Use the power of influencers
One of the easiest ways for marketers to promote their product is to rely on brand advocates, their most loyal customers, to support and share positive messages about their product with their social networks. These ambassadors feel connected to the product or service and wish to tell everyone they know about their experience.
Find the influencers inside your company
Depending on the social structure in place within your company, there are probably employees that others respect and esteem for their knowledge and turn to for guidance. Is there someone within the company that could promote the training that other people respect and see as an expert? Could they share their experience about taking the training on the company’s internal communication channels?

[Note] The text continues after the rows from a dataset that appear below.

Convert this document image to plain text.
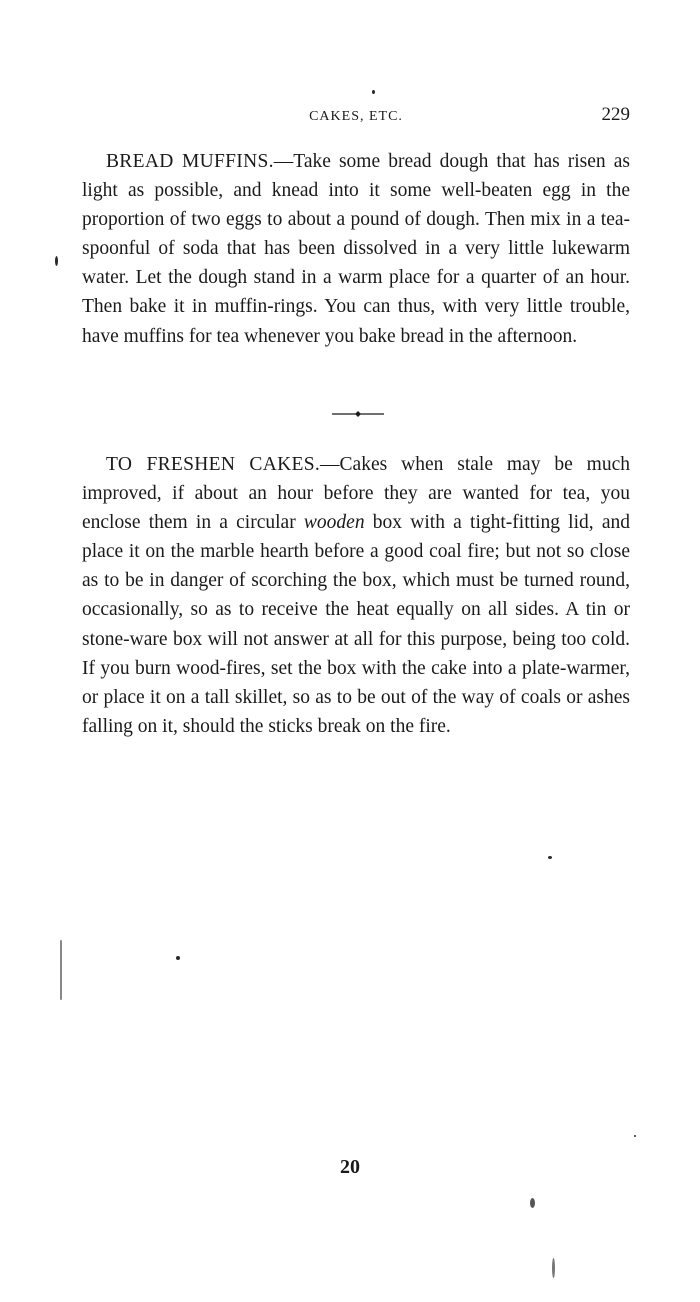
CAKES, ETC.	229

BREAD MUFFINS.—Take some bread dough that has risen as light as possible, and knead into it some well-beaten egg in the proportion of two eggs to about a pound of dough. Then mix in a tea-spoonful of soda that has been dissolved in a very little lukewarm water. Let the dough stand in a warm place for a quarter of an hour. Then bake it in muffin-rings. You can thus, with very little trouble, have muffins for tea whenever you bake bread in the afternoon.

TO FRESHEN CAKES.—Cakes when stale may be much improved, if about an hour before they are wanted for tea, you enclose them in a circular wooden box with a tight-fitting lid, and place it on the marble hearth before a good coal fire; but not so close as to be in danger of scorching the box, which must be turned round, occasionally, so as to receive the heat equally on all sides. A tin or stone-ware box will not answer at all for this purpose, being too cold. If you burn wood-fires, set the box with the cake into a plate-warmer, or place it on a tall skillet, so as to be out of the way of coals or ashes falling on it, should the sticks break on the fire.

20
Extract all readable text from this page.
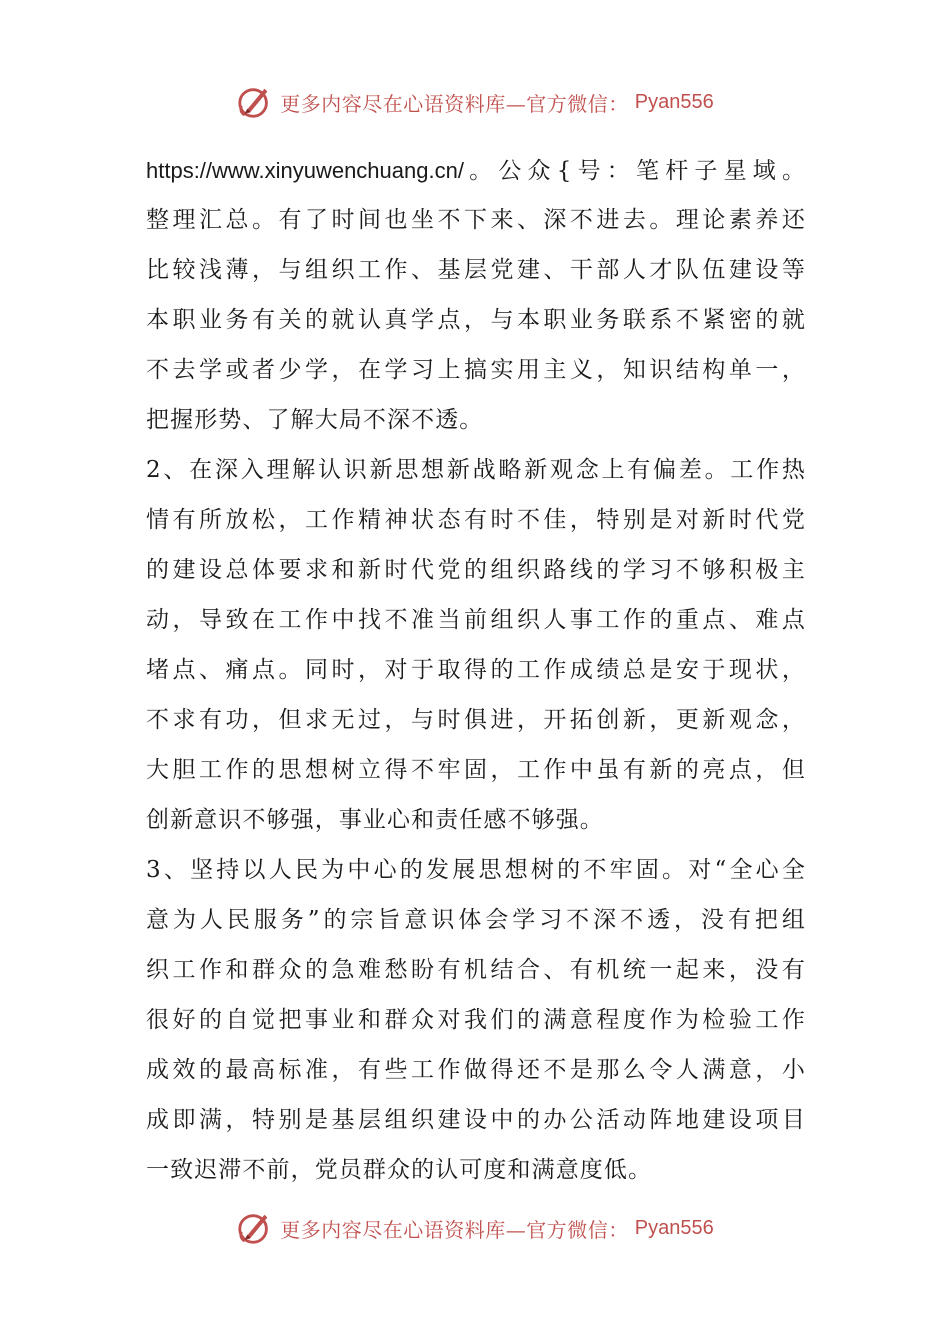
更多内容尽在心语资料库—官方微信： Pyan556
https://www.xinyuwenchuang.cn/。公众{号：笔杆子星域。
整理汇总。有了时间也坐不下来、深不进去。理论素养还
比较浅薄，与组织工作、基层党建、干部人才队伍建设等
本职业务有关的就认真学点，与本职业务联系不紧密的就
不去学或者少学，在学习上搞实用主义，知识结构单一，
把握形势、了解大局不深不透。
2、在深入理解认识新思想新战略新观念上有偏差。工作热
情有所放松，工作精神状态有时不佳，特别是对新时代党
的建设总体要求和新时代党的组织路线的学习不够积极主
动，导致在工作中找不准当前组织人事工作的重点、难点
堵点、痛点。同时，对于取得的工作成绩总是安于现状，
不求有功，但求无过，与时俱进，开拓创新，更新观念，
大胆工作的思想树立得不牢固，工作中虽有新的亮点，但
创新意识不够强，事业心和责任感不够强。
3、坚持以人民为中心的发展思想树的不牢固。对“全心全
意为人民服务”的宗旨意识体会学习不深不透，没有把组
织工作和群众的急难愁盼有机结合、有机统一起来，没有
很好的自觉把事业和群众对我们的满意程度作为检验工作
成效的最高标准，有些工作做得还不是那么令人满意，小
成即满，特别是基层组织建设中的办公活动阵地建设项目
一致迟滞不前，党员群众的认可度和满意度低。
更多内容尽在心语资料库—官方微信： Pyan556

Could an influential employee “star” in the training? They could be interviewed as a subject matter expert in a video to share their experience and recommendations with others who need to learn more about their field, or explain their role to position themselves as an internal expert.
Promote your training
Your training is ready to be launched, but have you thought about how you will deploy it? Sending an email to learners telling them they have to take yet another training by a certain date, or automatically enrolling them for the course on the LMS is a recipe for disengagement. Consider creating a campaign to accompany your learners to best adopt this change before, during, and after the training’s launch. Use a branded visual to encourage recognition.
Before the training is ready, do some teasing to incite curiosity about your training. You can do multiple campaigns leading up to the training; in each communication let the learners know what is great about your training and how it will have a positive impact for them. Give them the countdown to let them know when it is coming. Exactly like for movies and new tv series releases, you could create a teaser video or a poster; these additional materials do not necessary need to explain the course in detail, or show all the graphics and the structure. The most important thing to remember when creating these type of collateral materials is that they need to intrigue the learners.

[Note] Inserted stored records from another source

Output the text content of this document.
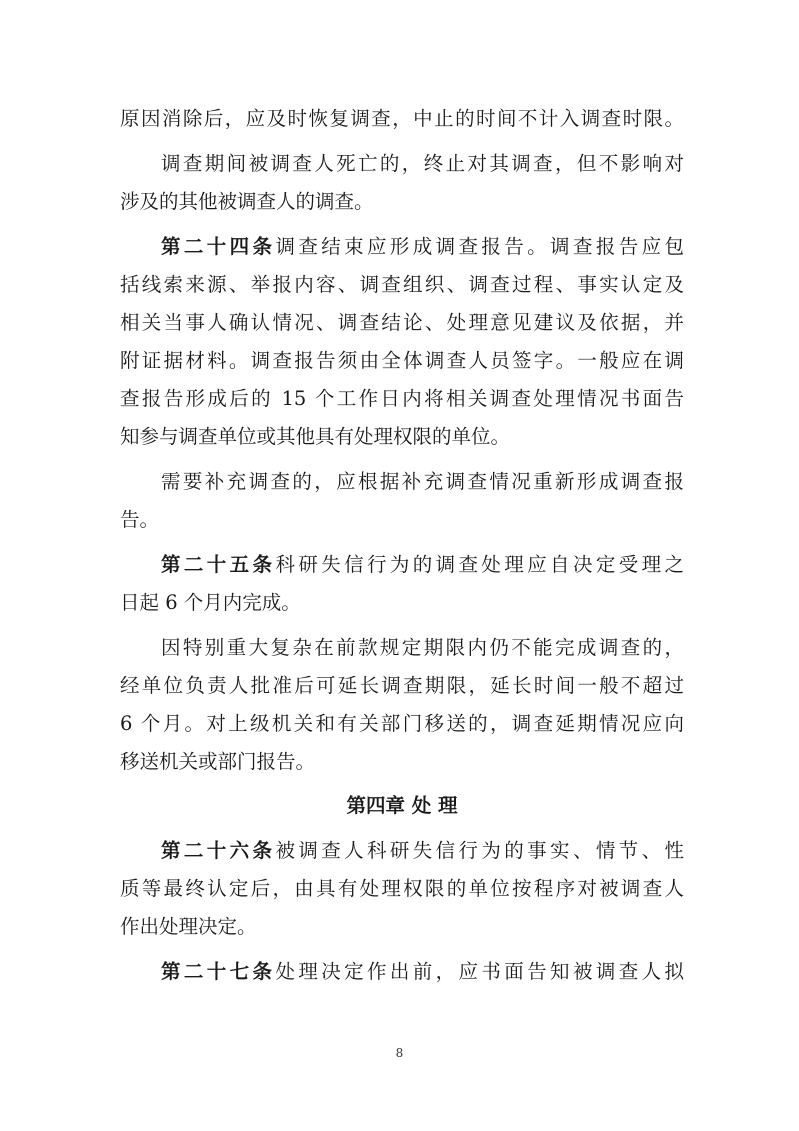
原因消除后，应及时恢复调查，中止的时间不计入调查时限。
调查期间被调查人死亡的，终止对其调查，但不影响对
涉及的其他被调查人的调查。
第二十四条调查结束应形成调查报告。调查报告应包
括线索来源、举报内容、调查组织、调查过程、事实认定及
相关当事人确认情况、调查结论、处理意见建议及依据，并
附证据材料。调查报告须由全体调查人员签字。一般应在调
查报告形成后的 15 个工作日内将相关调查处理情况书面告
知参与调查单位或其他具有处理权限的单位。
需要补充调查的，应根据补充调查情况重新形成调查报
告。
第二十五条科研失信行为的调查处理应自决定受理之
日起 6 个月内完成。
因特别重大复杂在前款规定期限内仍不能完成调查的，
经单位负责人批准后可延长调查期限，延长时间一般不超过
6 个月。对上级机关和有关部门移送的，调查延期情况应向
移送机关或部门报告。
第四章 处 理
第二十六条被调查人科研失信行为的事实、情节、性
质等最终认定后，由具有处理权限的单位按程序对被调查人
作出处理决定。
第二十七条处理决定作出前，应书面告知被调查人拟
8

During the launch: Grand opening, let the learners know it is ready and make sure they have a quick and easy access. Bring the communication offline by making it real! If your training has high-stakes for a company-wide transformational change, make sure reminders are not only in the learner’s digital space, but are also present in the physical realm to constantly and subtly remind them. This can be posters promoting the training hung up in the office, by the coffee machine, or anywhere that employees are likely to take a moment to observe their surroundings. You could even think to organize a launch party in the office where employees can go and talk about the topic of the course while having a cup of coffee and a muffin.
After the launch: Make sure to create some buzz around your training to ensure all learners complete it. You may be able to use FOMO (fear of missing out) to your advantage . For example, if you have access to the LMS data, let the learners know the completion rate of other learners to encourage them to take the training: “70% of employees have completed the training. Are you ready to join them?” Show the results to the management and put in place some actions to increase the completion rate.
Certifications: giving a printed version of completion to share with the learners—send it to them, let them hang it on the wall, suggest that they add the certification to their CV and LinkedIn profile. This will give value to the training and learners will feel proud of their certification.